Ce néologisme, inventé par Serge Doubrovsky en 1977, est la réplique parfaite à l’autobiographie pour la sortir des impasses dans lesquelles elle s’était engouffrée. Dès lors, l’autofiction devient une mode, portant un regard à la fois sur l’être intime et sur l’universel. Elle devient un usage courant, un prétexte pour masquer au mieux un « moi » qui ne saurait en dire trop à son sujet.
Avec l’autofiction, la part d’inventivité et de fiction dépasse l’entière vérité et l’authenticité de l’auteur que le lecteur est censée lire à travers la prose ; l’autobiographie évolue ainsi peu à peu vers l’autofiction jusqu’à se perdre dans la confusion. L’autofiction devient ce mélange entre le « moi » et la fiction où l’écrivain se reflète nécessairement dans le miroir de la fiction afin d’y interroger un autre visage que le sien. Un genre qui évolue sur le mode des souvenirs d’enfance, des fragments de vie mis en action sous le joug de l’art, ses libertés, ses limites. Un « moi » transcendé par l’art, transformé par l’écriture, la création.

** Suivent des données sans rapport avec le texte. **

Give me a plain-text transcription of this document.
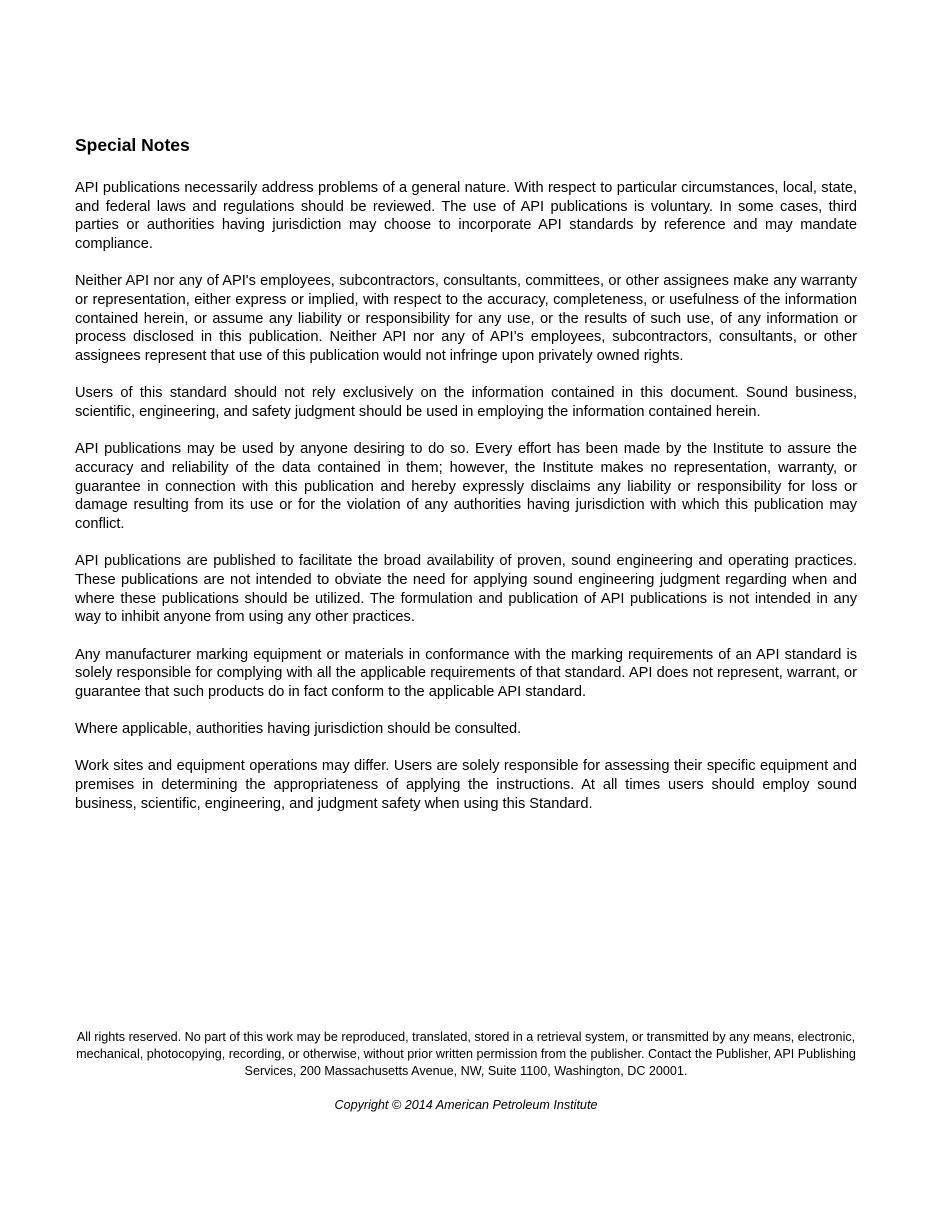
Special Notes

API publications necessarily address problems of a general nature. With respect to particular circumstances, local, state, and federal laws and regulations should be reviewed. The use of API publications is voluntary. In some cases, third parties or authorities having jurisdiction may choose to incorporate API standards by reference and may mandate compliance.

Neither API nor any of API's employees, subcontractors, consultants, committees, or other assignees make any warranty or representation, either express or implied, with respect to the accuracy, completeness, or usefulness of the information contained herein, or assume any liability or responsibility for any use, or the results of such use, of any information or process disclosed in this publication. Neither API nor any of API’s employees, subcontractors, consultants, or other assignees represent that use of this publication would not infringe upon privately owned rights.

Users of this standard should not rely exclusively on the information contained in this document. Sound business, scientific, engineering, and safety judgment should be used in employing the information contained herein.

API publications may be used by anyone desiring to do so. Every effort has been made by the Institute to assure the accuracy and reliability of the data contained in them; however, the Institute makes no representation, warranty, or guarantee in connection with this publication and hereby expressly disclaims any liability or responsibility for loss or damage resulting from its use or for the violation of any authorities having jurisdiction with which this publication may conflict.

API publications are published to facilitate the broad availability of proven, sound engineering and operating practices. These publications are not intended to obviate the need for applying sound engineering judgment regarding when and where these publications should be utilized. The formulation and publication of API publications is not intended in any way to inhibit anyone from using any other practices.

Any manufacturer marking equipment or materials in conformance with the marking requirements of an API standard is solely responsible for complying with all the applicable requirements of that standard. API does not represent, warrant, or guarantee that such products do in fact conform to the applicable API standard.

Where applicable, authorities having jurisdiction should be consulted.

Work sites and equipment operations may differ. Users are solely responsible for assessing their specific equipment and premises in determining the appropriateness of applying the instructions. At all times users should employ sound business, scientific, engineering, and judgment safety when using this Standard.

All rights reserved. No part of this work may be reproduced, translated, stored in a retrieval system, or transmitted by any means, electronic, mechanical, photocopying, recording, or otherwise, without prior written permission from the publisher. Contact the Publisher, API Publishing Services, 200 Massachusetts Avenue, NW, Suite 1100, Washington, DC 20001.

Copyright © 2014 American Petroleum Institute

Dans ces années où le Nouveau Roman est en pleine apogée et la littérature une héroïne, où les nouveaux romanciers tels que Sarraute, Simon ou encore Robbe- Grillet, écrivent pour la passion d’écrire, Gombrowicz poursuit sa quête existentielle du « moi », questionné aux côtés du héros, le meilleur soutien d’autrefois. Usant des formes de l’intime, faisant de lui le sujet principal de son journal ou encore de ses mémoires (SOUVENIRS DE POLOGNE) et de son testament, il reste un « moi » au-deçà, un « moi » qui n’est pas là pour se raconter mais pour combattre (l’autre et lui-même en même temps), son double, son diable.
Gombrowicz est l’écrivain du « moi », du masque et de la « gueule », questionnant l’identité, la sienne comme celle d’autrui, et parce qu’il écrit à partir de lui comme source originelle tout en restant en lien avec l’Histoire, il semble être l’incarnation même de ce genre nouveau et même plus.
Évoluant vers un modernisme certain, il continue de mettre l’individu sur les devants de la scène, et plus encore de placer l’auteur au centre de la littérature, faisant de son « moi » le principal enjeu. En transgressant le genre, il le dépasse, puisant dans les formes anciennes (style de la gaweda, baroque sarmate, influence Shakespearienne) et les modernisant, écrivant non pas pour le plaisir des mots, mais pour défier l’individu, tout comme il se défie.
En cela, il est le praticien d’une théorie annoncée, le précurseur d’un genre dans ce qu’il a de plus novateur, de plus intéressant, dans cette manière d’engager le corps du sujet écrivant, dans l’inséparable duo du « vivre/écrire ».